According to the report, elementary school children have a lot of energy and are known to spend time off task by talking or moving when teachers are giving instructions and lessons, which in turn, could diminish learning. However, the study explored the influence of classroom physical activity delivered with academic lessons on time-on-task (TOT) to determine if the relationship between classroom physical activity and TOT differs by age, sex, race/ethnicity, weight or baseline fitness, and to identify the influence of moderate-to-vigorous physical activity (MVPA) on TOT when controlling for demographic variables.
Physical Activity Across the Curriculum, or PAAC, is a program that allows teachers to incorporate active lessons in the classroom, without diminishing time spent on academic instruction. In this study, teachers at nine elementary schools used active lessons from PAAC across a three-year period of time, and results were compared against teachers at eight other elementary schools that used traditional sedentary lessons.
For example, teachers in the intervention schools were asked to deliver two 10-minute physical activity lessons per day, five days a week. Physical activity was observed in both intervention and control schools to determine the amount and intensity of physical activity. Time-on-task was observed before and immediately after physical activity.
Anthropometrics (the study of the human body and its movement) and fitness were assessed at baseline and the end of the school year for three years. In addition, multilevel modeling was used to estimate overall group difference, change over the study, and group difference in change while accounting for covariates, according to the report.

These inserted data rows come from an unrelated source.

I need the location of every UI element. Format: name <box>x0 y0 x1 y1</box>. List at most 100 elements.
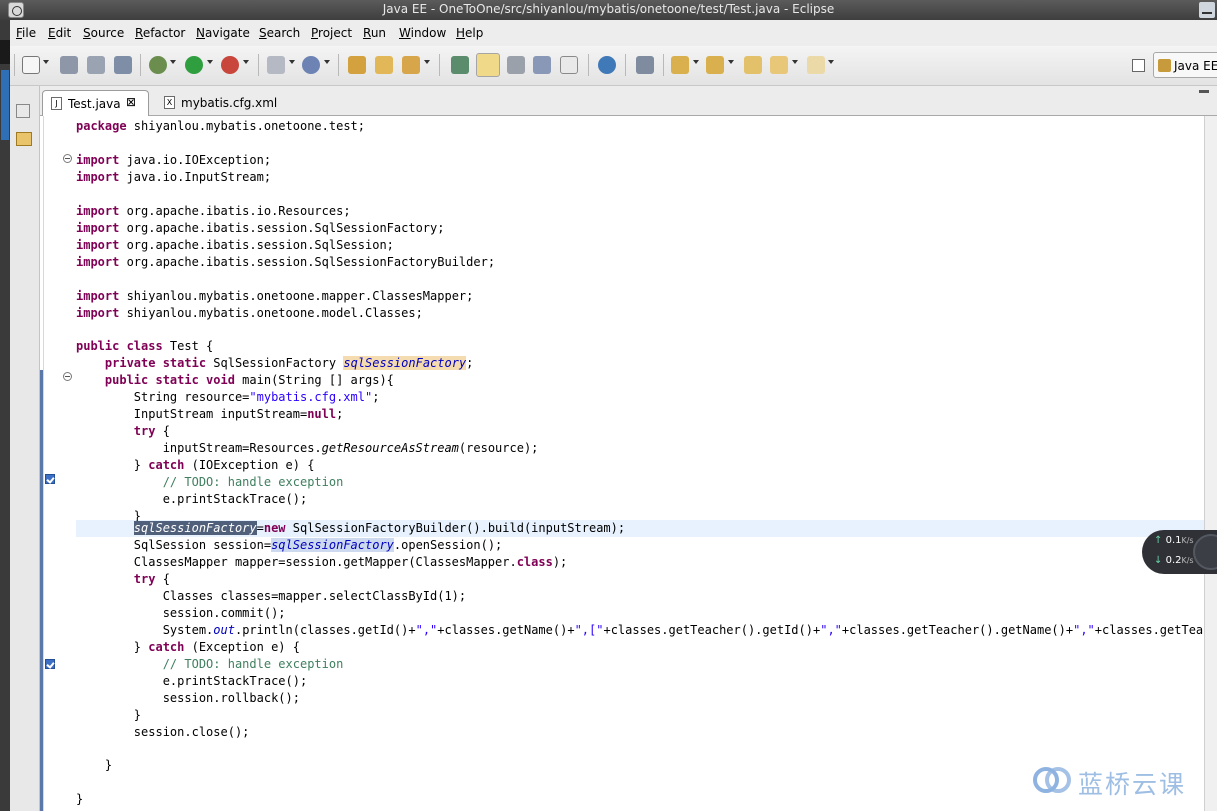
java-editor[interactable]: package shiyanlou.mybatis.onetoone.test;… <box>40 116 1217 811</box>
new-icon[interactable] <box>22 56 40 74</box>
open-resource-icon[interactable] <box>375 56 393 74</box>
code-line: inputStream=Resources.getResourceAsStrea… <box>76 441 539 455</box>
new-class-dropdown-icon[interactable] <box>324 60 330 64</box>
open-type-icon[interactable] <box>348 56 366 74</box>
menu-refactor[interactable]: Refactor <box>135 26 185 40</box>
run-icon[interactable] <box>185 56 203 74</box>
menu-run[interactable]: Run <box>363 26 386 40</box>
menu-bar: File Edit Source Refactor Navigate Searc… <box>10 20 1217 46</box>
search-dropdown-icon[interactable] <box>424 60 430 64</box>
new-class-icon[interactable] <box>302 56 320 74</box>
menu-search[interactable]: Search <box>259 26 300 40</box>
xml-file-icon: X <box>164 96 175 109</box>
menu-navigate[interactable]: Navigate <box>196 26 250 40</box>
minimize-icon[interactable] <box>1199 2 1215 18</box>
run-dropdown-icon[interactable] <box>207 60 213 64</box>
perspective-java-ee[interactable]: Java EE <box>1153 52 1217 78</box>
ruler-edge <box>43 116 44 811</box>
highlight-brush-icon[interactable] <box>476 53 500 77</box>
menu-project[interactable]: Project <box>311 26 352 40</box>
show-source-icon[interactable] <box>533 56 551 74</box>
toolbar-separator <box>258 54 259 76</box>
pin-editor-icon[interactable] <box>636 56 654 74</box>
code-line: InputStream inputStream=null; <box>76 407 344 421</box>
code-line: import java.io.InputStream; <box>76 170 272 184</box>
desktop-widget <box>0 40 10 64</box>
menu-file[interactable]: File <box>16 26 36 40</box>
new-server-icon[interactable] <box>267 56 285 74</box>
code-line: try { <box>133 424 170 438</box>
package-explorer-icon[interactable] <box>16 132 32 146</box>
next-annotation-dropdown-icon[interactable] <box>693 60 699 64</box>
forward-dropdown-icon[interactable] <box>828 60 834 64</box>
close-icon[interactable]: ⊠ <box>126 95 136 109</box>
minimized-view-stack <box>10 86 40 811</box>
task-marker-icon[interactable] <box>45 474 55 484</box>
external-tools-dropdown-icon[interactable] <box>243 60 249 64</box>
toolbar-separator <box>140 54 141 76</box>
code-line: String resource="mybatis.cfg.xml"; <box>76 390 380 404</box>
menu-window[interactable]: Window <box>399 26 446 40</box>
fold-collapse-icon[interactable] <box>63 372 72 381</box>
toggle-mark-occurrences-icon[interactable] <box>451 56 469 74</box>
code-area[interactable]: package shiyanlou.mybatis.onetoone.test;… <box>76 116 1217 811</box>
maximize-icon[interactable] <box>1199 90 1209 93</box>
restore-icon[interactable] <box>16 104 30 118</box>
network-speed-widget[interactable]: ↑ 0.1K/s ↓ 0.2K/s <box>1142 530 1217 574</box>
previous-annotation-dropdown-icon[interactable] <box>728 60 734 64</box>
code-line: // TODO: handle exception <box>162 657 344 671</box>
task-marker-icon[interactable] <box>45 659 55 669</box>
tab-test-java[interactable]: J Test.java ⊠ <box>42 90 149 116</box>
save-icon[interactable] <box>60 56 78 74</box>
menu-source[interactable]: Source <box>83 26 124 40</box>
toolbar-separator <box>588 54 589 76</box>
code-line: } <box>76 708 142 722</box>
fold-collapse-icon[interactable] <box>63 154 72 163</box>
next-annotation-icon[interactable] <box>671 56 689 74</box>
code-line: ClassesMapper mapper=session.getMapper(C… <box>76 555 568 569</box>
code-line: System.out.println(classes.getId()+","+c… <box>76 623 1217 637</box>
new-server-dropdown-icon[interactable] <box>289 60 295 64</box>
menu-edit[interactable]: Edit <box>48 26 71 40</box>
new-dropdown-icon[interactable] <box>43 60 49 64</box>
watermark: 蓝桥云课 <box>1030 763 1210 799</box>
code-line: import java.io.IOException; <box>76 153 272 167</box>
code-line: e.printStackTrace(); <box>76 674 308 688</box>
code-line: import org.apache.ibatis.session.SqlSess… <box>76 255 496 269</box>
tab-label: Test.java <box>68 97 121 111</box>
code-line: private static SqlSessionFactory sqlSess… <box>104 356 474 370</box>
toolbar-separator <box>439 54 440 76</box>
overview-ruler[interactable] <box>1204 116 1217 811</box>
save-all-icon[interactable] <box>87 56 105 74</box>
print-icon[interactable] <box>114 56 132 74</box>
menu-help[interactable]: Help <box>456 26 483 40</box>
code-line: } catch (Exception e) { <box>76 640 300 654</box>
code-line: import shiyanlou.mybatis.onetoone.mapper… <box>76 289 474 303</box>
code-line: SqlSession session=sqlSessionFactory.ope… <box>76 538 503 552</box>
search-icon[interactable] <box>402 56 420 74</box>
show-whitespace-icon[interactable] <box>560 56 578 74</box>
open-perspective-icon[interactable] <box>1132 59 1145 72</box>
debug-icon[interactable] <box>149 56 167 74</box>
tab-mybatis-cfg-xml[interactable]: X mybatis.cfg.xml <box>156 90 296 116</box>
code-line: session.close(); <box>76 725 250 739</box>
back-dropdown-icon[interactable] <box>792 60 798 64</box>
last-edit-location-icon[interactable] <box>744 56 762 74</box>
web-browser-icon[interactable] <box>598 56 616 74</box>
external-tools-icon[interactable] <box>221 56 239 74</box>
debug-dropdown-icon[interactable] <box>170 60 176 64</box>
code-line: import org.apache.ibatis.io.Resources; <box>76 204 351 218</box>
code-line: e.printStackTrace(); <box>76 492 308 506</box>
previous-annotation-icon[interactable] <box>706 56 724 74</box>
editor-tabs: J Test.java ⊠ X mybatis.cfg.xml <box>40 86 1217 116</box>
toolbar-separator <box>663 54 664 76</box>
java-file-icon: J <box>51 97 62 110</box>
speed-dial-icon[interactable] <box>1193 534 1217 570</box>
desktop-shortcut[interactable] <box>1 70 9 140</box>
code-line: import org.apache.ibatis.session.SqlSess… <box>76 221 445 235</box>
back-icon[interactable] <box>770 56 788 74</box>
code-line: sqlSessionFactory=new SqlSessionFactoryB… <box>133 521 626 535</box>
code-line: } <box>76 758 113 772</box>
toggle-block-selection-icon[interactable] <box>507 56 525 74</box>
forward-icon[interactable] <box>807 56 825 74</box>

The children who received Physical Activity Across the Curriculum lessons increased their time-on-task compared to children who received sedentary lessons. What's more, as the amount of time spent on active lessons increased, the amount of time-on-task also increased. Therefore, active lessons do not diminish academic instruction time and increase students' time-on-task for learning, according to the report.
Children who had physical activity lessons participated in significantly more moderate-to-vigorous physical activity than those who did not, and that physical activity was significantly associated with more time-on-task.